IRONWEED, de Hector Babenco (EUA, 1987)
Francis Phelan (Jack Nicholson) e Helen Archer (Maryl Streep, olha ela aí de novo!) são dois alcoólatras que vivem mendigando nas ruas tentando sobreviver às lembranças do passado: Ela, deprimida por ter sido uma cantora e pianista cheia de glórias e hoje estar na sarjeta. Já o caso dele é o que tem a ver com o tema em questão: o motivo por viver como um vagabundo é a não superação do trauma de ter sido o responsável pela morte do filho, ao deixá-lo cair no chão ainda bebê 22 anos antes. Ao mesmo tempo, Francis precisa voltar à realidade, e conseguir um emprego para dar um pouco de conforto à companheira Helen, já muito doente e enfraquecida. E o sentimento de pai do protagonista é, ao mesmo tempo, pena e salvação, uma vez que se configura como a única força capaz de tirá-lo da condição de mendicância.
Ainda mais do que “Kramer...”, “Ironweed” é um filme sui generis na cinematografia dos Estados Unidos, e isso se deve, certamente, ao olhar sensível do platino-brasileiro Hector Babenco. Com o aval dos estúdios para fazer uma produção própria em terras yankees após o grande sucesso do oscarizado “O Beijo da Mulher Aranha”, produção financiada com dinheiro norte-americano mas bastante brasileira em conteúdo e abordagem, o cineasta transpõe para as telas – com a habilidade de quem havia extraído poesia do abandono infantil – o romance de William Kennedy e dá de presente para dois dos maiores atores da história do cinema um roteiro redondo. Isso, ajudado pela fotografia perfeita do craque Lauro Escorel e edição de outra perita, Anne Goursaud, responsável pela montagem de filmes com “Drácula de Bram Stocker” e “O Fundo do Coração”, ambos de Francis Ford Coppola.
cenas de "Ironweed"
“Ironweed” levou o prêmio da New York Film Critics Circle Awards de Melhor Ator para Nicholson, embora tenha concorrido tanto a Oscar quanto Globo de Ouro. Babenco foi um cineasta tão diferenciado que, conforme contou certa vez, Nicholson, bastante sensibilizado com o filme que acabara de realizar, procurou-o um dia antes da estreia e pediu para ir à sua casa para o reverem juntos e que, durante aquela sessão particular, segurou bem firme na mão de Babenco e não a soltou até terminar.

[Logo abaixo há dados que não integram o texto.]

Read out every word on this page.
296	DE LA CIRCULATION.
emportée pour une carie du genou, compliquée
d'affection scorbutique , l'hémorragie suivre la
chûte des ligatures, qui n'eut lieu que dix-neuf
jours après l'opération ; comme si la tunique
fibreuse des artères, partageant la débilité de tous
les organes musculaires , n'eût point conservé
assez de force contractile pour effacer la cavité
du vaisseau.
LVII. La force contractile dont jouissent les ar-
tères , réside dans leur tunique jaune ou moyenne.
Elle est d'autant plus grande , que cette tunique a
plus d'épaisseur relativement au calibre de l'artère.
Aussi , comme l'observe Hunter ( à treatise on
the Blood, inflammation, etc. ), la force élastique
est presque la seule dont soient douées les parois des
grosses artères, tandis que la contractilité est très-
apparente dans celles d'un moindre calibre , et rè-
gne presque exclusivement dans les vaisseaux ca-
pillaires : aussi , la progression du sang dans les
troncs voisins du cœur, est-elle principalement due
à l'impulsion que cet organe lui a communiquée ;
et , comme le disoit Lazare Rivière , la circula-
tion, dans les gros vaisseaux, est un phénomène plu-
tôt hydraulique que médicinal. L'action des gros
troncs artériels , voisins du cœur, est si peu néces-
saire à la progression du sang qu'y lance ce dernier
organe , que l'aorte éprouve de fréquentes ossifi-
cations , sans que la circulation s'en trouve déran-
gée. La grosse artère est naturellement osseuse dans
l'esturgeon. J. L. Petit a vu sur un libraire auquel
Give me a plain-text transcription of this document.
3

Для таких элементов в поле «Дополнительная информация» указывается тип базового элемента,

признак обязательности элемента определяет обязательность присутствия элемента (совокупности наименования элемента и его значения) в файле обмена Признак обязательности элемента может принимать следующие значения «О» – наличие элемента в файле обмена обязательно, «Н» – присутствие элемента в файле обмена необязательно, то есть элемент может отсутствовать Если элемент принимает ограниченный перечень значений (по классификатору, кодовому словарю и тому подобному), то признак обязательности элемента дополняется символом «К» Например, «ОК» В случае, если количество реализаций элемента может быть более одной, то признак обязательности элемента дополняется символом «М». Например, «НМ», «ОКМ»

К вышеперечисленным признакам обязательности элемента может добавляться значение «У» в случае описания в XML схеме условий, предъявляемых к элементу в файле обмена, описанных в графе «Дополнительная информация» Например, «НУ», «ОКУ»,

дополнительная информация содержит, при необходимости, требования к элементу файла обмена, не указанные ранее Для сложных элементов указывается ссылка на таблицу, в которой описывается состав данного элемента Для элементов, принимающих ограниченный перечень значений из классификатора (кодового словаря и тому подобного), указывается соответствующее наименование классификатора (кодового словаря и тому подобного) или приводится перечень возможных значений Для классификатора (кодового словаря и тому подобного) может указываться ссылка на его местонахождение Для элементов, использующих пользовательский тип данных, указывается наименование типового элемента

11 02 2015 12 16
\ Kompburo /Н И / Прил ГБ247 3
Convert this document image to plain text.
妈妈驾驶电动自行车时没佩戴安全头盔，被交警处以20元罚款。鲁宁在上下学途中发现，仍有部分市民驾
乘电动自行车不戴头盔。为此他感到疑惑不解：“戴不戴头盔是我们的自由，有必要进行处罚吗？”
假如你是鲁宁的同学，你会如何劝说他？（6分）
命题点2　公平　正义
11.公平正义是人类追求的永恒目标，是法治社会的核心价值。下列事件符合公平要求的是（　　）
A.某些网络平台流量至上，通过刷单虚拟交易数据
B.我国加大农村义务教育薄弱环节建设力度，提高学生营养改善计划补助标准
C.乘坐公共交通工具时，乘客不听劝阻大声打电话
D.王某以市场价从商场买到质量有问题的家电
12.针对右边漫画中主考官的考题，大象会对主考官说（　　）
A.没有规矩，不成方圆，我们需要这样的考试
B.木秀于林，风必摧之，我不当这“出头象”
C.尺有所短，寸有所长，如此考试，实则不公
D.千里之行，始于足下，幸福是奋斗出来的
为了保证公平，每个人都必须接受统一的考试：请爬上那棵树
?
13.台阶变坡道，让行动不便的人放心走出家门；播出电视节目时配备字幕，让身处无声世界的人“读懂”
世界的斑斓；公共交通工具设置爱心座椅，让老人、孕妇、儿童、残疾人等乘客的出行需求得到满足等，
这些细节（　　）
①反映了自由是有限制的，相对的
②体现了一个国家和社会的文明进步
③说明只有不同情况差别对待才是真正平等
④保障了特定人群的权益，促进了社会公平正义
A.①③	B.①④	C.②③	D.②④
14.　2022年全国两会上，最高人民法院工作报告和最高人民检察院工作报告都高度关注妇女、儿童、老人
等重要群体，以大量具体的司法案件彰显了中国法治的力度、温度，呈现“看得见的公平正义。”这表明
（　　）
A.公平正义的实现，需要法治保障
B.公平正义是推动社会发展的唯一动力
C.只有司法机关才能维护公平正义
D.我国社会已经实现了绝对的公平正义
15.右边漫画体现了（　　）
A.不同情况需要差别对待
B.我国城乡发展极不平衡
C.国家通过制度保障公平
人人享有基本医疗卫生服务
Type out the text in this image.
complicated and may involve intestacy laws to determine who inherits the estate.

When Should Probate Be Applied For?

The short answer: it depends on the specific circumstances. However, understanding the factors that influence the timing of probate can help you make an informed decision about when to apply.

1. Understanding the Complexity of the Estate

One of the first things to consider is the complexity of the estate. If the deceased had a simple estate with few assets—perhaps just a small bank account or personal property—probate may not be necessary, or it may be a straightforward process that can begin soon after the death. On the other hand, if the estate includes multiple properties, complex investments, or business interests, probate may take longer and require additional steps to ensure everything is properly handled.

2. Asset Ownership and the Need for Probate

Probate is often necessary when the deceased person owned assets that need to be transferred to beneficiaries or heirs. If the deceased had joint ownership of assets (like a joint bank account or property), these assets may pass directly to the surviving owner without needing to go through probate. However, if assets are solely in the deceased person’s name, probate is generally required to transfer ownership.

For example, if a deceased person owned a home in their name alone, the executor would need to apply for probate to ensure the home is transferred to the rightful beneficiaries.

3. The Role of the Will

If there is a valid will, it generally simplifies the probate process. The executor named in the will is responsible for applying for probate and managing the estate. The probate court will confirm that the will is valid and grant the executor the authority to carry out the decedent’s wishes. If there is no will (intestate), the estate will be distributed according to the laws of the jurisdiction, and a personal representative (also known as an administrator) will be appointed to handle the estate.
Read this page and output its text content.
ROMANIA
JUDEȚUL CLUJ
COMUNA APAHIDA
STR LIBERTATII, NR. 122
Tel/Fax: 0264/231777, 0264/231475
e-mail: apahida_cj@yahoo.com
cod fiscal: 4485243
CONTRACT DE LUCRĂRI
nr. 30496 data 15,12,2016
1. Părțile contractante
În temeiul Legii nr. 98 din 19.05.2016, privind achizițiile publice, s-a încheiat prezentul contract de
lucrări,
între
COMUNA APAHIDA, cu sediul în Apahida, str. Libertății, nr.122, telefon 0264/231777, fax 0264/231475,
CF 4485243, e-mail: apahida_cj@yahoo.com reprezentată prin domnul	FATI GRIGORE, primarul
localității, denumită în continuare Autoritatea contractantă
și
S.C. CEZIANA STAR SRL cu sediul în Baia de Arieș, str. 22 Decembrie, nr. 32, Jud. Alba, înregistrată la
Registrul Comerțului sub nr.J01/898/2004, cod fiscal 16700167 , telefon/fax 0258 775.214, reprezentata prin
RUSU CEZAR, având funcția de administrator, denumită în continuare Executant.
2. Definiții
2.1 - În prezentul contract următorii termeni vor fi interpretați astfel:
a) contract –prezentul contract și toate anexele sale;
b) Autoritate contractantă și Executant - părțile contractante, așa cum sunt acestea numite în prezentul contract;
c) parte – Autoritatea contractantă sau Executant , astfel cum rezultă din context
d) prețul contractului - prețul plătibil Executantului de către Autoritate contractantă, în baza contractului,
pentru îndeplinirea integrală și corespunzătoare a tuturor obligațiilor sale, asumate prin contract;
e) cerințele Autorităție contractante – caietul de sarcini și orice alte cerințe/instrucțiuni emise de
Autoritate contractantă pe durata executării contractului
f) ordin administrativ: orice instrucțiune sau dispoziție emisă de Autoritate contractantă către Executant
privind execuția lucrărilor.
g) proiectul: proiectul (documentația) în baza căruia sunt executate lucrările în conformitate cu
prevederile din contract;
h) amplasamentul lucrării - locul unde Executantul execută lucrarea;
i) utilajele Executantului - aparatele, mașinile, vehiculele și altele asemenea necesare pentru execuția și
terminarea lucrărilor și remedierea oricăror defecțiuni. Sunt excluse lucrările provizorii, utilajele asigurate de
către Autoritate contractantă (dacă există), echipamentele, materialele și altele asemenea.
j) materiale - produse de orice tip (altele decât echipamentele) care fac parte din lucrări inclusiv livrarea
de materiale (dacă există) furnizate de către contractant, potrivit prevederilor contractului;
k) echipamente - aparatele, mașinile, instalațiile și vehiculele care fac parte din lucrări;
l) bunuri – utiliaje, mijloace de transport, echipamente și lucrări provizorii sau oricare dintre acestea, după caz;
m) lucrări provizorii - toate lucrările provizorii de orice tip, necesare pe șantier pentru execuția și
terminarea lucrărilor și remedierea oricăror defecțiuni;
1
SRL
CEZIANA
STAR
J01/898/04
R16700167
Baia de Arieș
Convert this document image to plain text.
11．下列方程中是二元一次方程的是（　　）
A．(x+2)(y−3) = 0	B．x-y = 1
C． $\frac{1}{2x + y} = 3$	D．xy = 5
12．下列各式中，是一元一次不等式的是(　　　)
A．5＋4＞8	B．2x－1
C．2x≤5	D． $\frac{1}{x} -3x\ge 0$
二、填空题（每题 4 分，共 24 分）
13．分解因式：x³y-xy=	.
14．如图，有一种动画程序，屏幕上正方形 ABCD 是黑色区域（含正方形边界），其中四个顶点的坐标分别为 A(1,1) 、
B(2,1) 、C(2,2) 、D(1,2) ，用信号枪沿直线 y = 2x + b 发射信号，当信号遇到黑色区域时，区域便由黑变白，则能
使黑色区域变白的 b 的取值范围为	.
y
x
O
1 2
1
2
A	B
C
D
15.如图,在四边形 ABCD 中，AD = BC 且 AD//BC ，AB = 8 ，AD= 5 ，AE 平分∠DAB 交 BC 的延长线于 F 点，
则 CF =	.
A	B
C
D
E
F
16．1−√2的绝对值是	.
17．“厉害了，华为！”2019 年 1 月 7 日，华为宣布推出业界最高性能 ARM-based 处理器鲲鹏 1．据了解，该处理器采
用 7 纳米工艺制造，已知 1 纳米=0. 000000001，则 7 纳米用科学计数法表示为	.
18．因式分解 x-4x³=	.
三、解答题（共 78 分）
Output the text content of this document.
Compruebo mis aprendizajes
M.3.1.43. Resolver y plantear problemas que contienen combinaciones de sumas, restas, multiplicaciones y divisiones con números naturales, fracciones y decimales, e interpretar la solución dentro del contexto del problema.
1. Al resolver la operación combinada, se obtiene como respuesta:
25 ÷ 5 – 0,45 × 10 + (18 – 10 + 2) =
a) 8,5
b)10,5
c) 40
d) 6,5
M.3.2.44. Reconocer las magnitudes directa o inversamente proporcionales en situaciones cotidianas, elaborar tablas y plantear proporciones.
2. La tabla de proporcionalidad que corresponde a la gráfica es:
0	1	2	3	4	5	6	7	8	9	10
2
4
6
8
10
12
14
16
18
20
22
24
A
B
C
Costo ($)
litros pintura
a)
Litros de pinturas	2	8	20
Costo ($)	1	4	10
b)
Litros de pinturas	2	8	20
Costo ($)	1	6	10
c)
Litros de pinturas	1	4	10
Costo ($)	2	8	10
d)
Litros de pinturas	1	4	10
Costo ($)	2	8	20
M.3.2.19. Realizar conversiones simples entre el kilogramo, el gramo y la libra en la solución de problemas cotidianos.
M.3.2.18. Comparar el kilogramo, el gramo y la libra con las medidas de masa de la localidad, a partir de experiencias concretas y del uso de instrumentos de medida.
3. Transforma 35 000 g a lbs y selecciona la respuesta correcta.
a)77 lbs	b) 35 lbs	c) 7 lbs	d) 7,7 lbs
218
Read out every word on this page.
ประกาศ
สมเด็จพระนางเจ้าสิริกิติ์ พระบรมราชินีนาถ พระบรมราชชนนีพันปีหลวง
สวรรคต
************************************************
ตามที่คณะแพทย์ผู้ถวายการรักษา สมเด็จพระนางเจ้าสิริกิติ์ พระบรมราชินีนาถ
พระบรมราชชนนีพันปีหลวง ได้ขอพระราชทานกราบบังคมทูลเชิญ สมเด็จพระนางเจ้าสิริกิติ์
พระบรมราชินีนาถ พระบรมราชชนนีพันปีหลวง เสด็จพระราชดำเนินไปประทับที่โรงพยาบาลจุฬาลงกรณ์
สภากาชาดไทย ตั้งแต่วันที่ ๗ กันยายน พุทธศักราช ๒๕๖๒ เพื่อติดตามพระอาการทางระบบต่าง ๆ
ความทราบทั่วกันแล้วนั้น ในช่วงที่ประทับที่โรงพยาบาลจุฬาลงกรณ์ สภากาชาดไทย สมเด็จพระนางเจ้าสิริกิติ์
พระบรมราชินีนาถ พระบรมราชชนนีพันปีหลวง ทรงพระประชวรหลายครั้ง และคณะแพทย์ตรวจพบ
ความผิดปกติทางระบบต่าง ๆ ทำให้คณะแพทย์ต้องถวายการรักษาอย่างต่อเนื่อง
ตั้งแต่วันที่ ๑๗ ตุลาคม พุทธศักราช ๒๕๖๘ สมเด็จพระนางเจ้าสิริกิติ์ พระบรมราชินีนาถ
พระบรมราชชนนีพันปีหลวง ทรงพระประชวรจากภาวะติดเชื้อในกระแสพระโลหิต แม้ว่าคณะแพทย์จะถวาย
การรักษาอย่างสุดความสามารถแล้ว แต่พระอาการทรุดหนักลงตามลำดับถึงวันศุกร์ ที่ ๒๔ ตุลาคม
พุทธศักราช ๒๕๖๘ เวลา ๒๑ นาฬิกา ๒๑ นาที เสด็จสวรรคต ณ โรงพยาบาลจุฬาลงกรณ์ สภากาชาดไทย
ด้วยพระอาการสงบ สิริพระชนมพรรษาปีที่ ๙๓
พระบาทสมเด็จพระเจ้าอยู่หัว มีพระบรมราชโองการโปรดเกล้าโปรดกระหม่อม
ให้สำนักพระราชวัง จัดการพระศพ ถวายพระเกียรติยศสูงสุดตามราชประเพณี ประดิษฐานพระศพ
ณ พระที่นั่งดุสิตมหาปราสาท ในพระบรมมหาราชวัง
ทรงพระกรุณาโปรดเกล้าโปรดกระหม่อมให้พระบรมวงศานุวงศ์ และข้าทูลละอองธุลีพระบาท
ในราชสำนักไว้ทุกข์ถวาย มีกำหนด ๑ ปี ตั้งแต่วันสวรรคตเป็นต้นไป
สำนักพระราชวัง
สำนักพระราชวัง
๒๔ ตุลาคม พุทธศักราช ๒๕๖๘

À PROCURA DA FELICIDADE, de Gabriele Muccino (EUA, 2007)
Chris (Will Smith) enfrenta sérios problemas financeiros e Linda, sua esposa, decide partir e deixá-lo. Ele agora é pai solteiro e precisa cuidar de Christopher (Jaden Smith), seu filho de 5 anos. Chris tenta usar sua habilidade como vendedor de aparelhos de exames médicos para conseguir um emprego melhor, mas só consegue um estágio não remunerado numa grande empresa. Seus problemas financeiros, inadiáveis, não podem esperar uma promoção nesta empresa e eles acabam despejados. Chris e Christopher passam, então, a dormir em abrigos ou onde quer que consigam um refúgio, como o banheiro da estação de trem. Mas, apesar de todos os problemas, Chris continua a ser um pai afetuoso e dedicado, encarando o amor do filho como a força necessária para ultrapassar todos os obstáculos.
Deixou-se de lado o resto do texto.